What ranked choice voting ensures is that candidates, that a large portion of voters consider total shit bags, won't stand a chance thereby significantly raising the legitimacy of whoever gets elected.
Yes, there's a chance someone with a plurality of primary votes doesn't win the election but that's neither here nor there, because the converse in the current system is that a person with a plurality of votes wins whereas we know that more than 50% of voters doesn't want that candidate. (Even worse, we've seen Trump and Bush win without even reaching a plurality of votes). Without additional information, the cautionary principle means we should assume more than 50% of voters voted against the candidate with the plurality of votes. By distributing the secondary votes, we obtain information that is otherwise unavailable making the end result more informed as well. This illustrates as well that with ranked choice voting a vote retains value, even if your primary choice loses.
For politicians to win secondary or even tertiary votes, they will have to consider to a larger extent what the greatest number of people want instead of what enough people want. That effect is assumed to lower the level of polarisation.

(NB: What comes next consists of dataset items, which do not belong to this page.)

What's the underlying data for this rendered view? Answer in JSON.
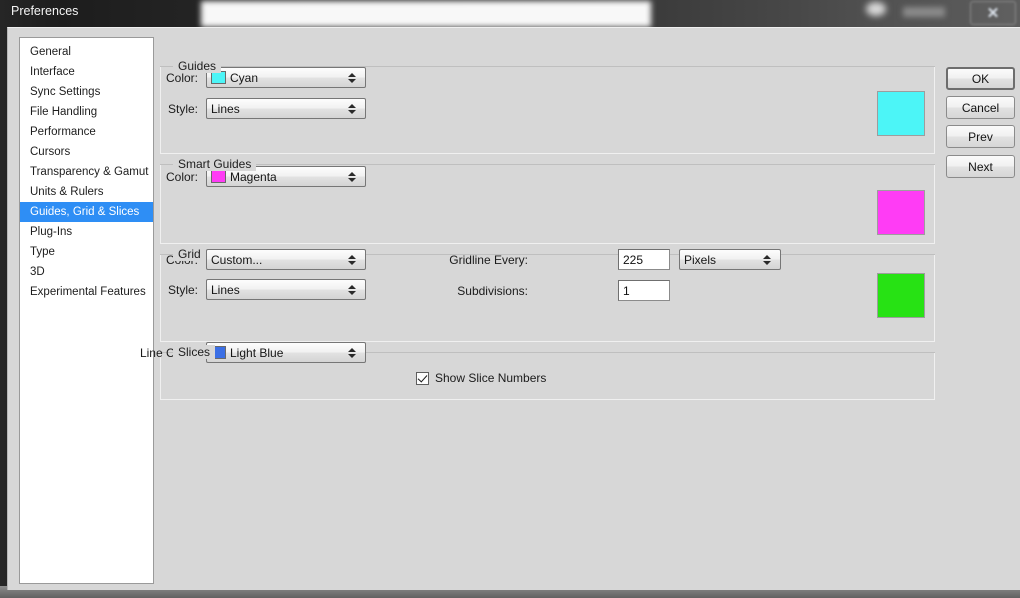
{
  "window": {
    "title": "Preferences",
    "close_icon": "close-icon",
    "close_label": "✕"
  },
  "sidebar": {
    "items": [
      {
        "label": "General",
        "selected": false
      },
      {
        "label": "Interface",
        "selected": false
      },
      {
        "label": "Sync Settings",
        "selected": false
      },
      {
        "label": "File Handling",
        "selected": false
      },
      {
        "label": "Performance",
        "selected": false
      },
      {
        "label": "Cursors",
        "selected": false
      },
      {
        "label": "Transparency & Gamut",
        "selected": false
      },
      {
        "label": "Units & Rulers",
        "selected": false
      },
      {
        "label": "Guides, Grid & Slices",
        "selected": true
      },
      {
        "label": "Plug-Ins",
        "selected": false
      },
      {
        "label": "Type",
        "selected": false
      },
      {
        "label": "3D",
        "selected": false
      },
      {
        "label": "Experimental Features",
        "selected": false
      }
    ],
    "selected_color": "#2e8ef5"
  },
  "groups": {
    "guides": {
      "title": "Guides",
      "color_label": "Color:",
      "color_value": "Cyan",
      "color_hex": "#4cf5f7",
      "style_label": "Style:",
      "style_value": "Lines",
      "preview_hex": "#4cf5f7"
    },
    "smart_guides": {
      "title": "Smart Guides",
      "color_label": "Color:",
      "color_value": "Magenta",
      "color_hex": "#ff3cf5",
      "preview_hex": "#ff3cf5"
    },
    "grid": {
      "title": "Grid",
      "color_label": "Color:",
      "color_value": "Custom...",
      "style_label": "Style:",
      "style_value": "Lines",
      "gridline_label": "Gridline Every:",
      "gridline_value": "225",
      "unit_value": "Pixels",
      "subdivisions_label": "Subdivisions:",
      "subdivisions_value": "1",
      "preview_hex": "#27e214"
    },
    "slices": {
      "title": "Slices",
      "line_color_label": "Line Color:",
      "line_color_value": "Light Blue",
      "line_color_hex": "#3b6fe5",
      "checkbox_label": "Show Slice Numbers",
      "checkbox_checked": true
    }
  },
  "buttons": {
    "ok": "OK",
    "cancel": "Cancel",
    "prev": "Prev",
    "next": "Next"
  }
}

The American Electoral College system for electing the president was intended in part to protect the government from populist movements; that is, it was expressly anti-democratic. The idea was that if the electorate made a stupid choice, or the election were affected by foreign influence, the Electoral College would vote right. I see on Wiki that there have been about 165 instances of faithless electors, but no election results were ever changed. In my opinion, the Electoral College failed in 2016 to do the job it was created to do. So much for one man one vote. — tim wood
That only makes sense if you don't have ranked choice voting. And even so,
if a populist movement would win a majority of the votes it's fucking elitist to then say "but it's wrong". That's rather the point of democracy that at some point if enough people want something it should happen. It's up to policy makers and judges to keep whatever populist idea has gripped the country within the boundaries of the constitution and international treaties.
I would like to think that notwithstanding what I think was their failure in 2016, that if Trump had worn his swastikas on his sleeve during the 2016 campaign, the Electoral College would have the done its job and no matter how many popular votes he got, they would not have elected him president. — tim wood
I have no clue on what you base this optimism on. You've already seen it fail in 2016 and yet you still think it works? Party politics prevents electors to make ethical choices.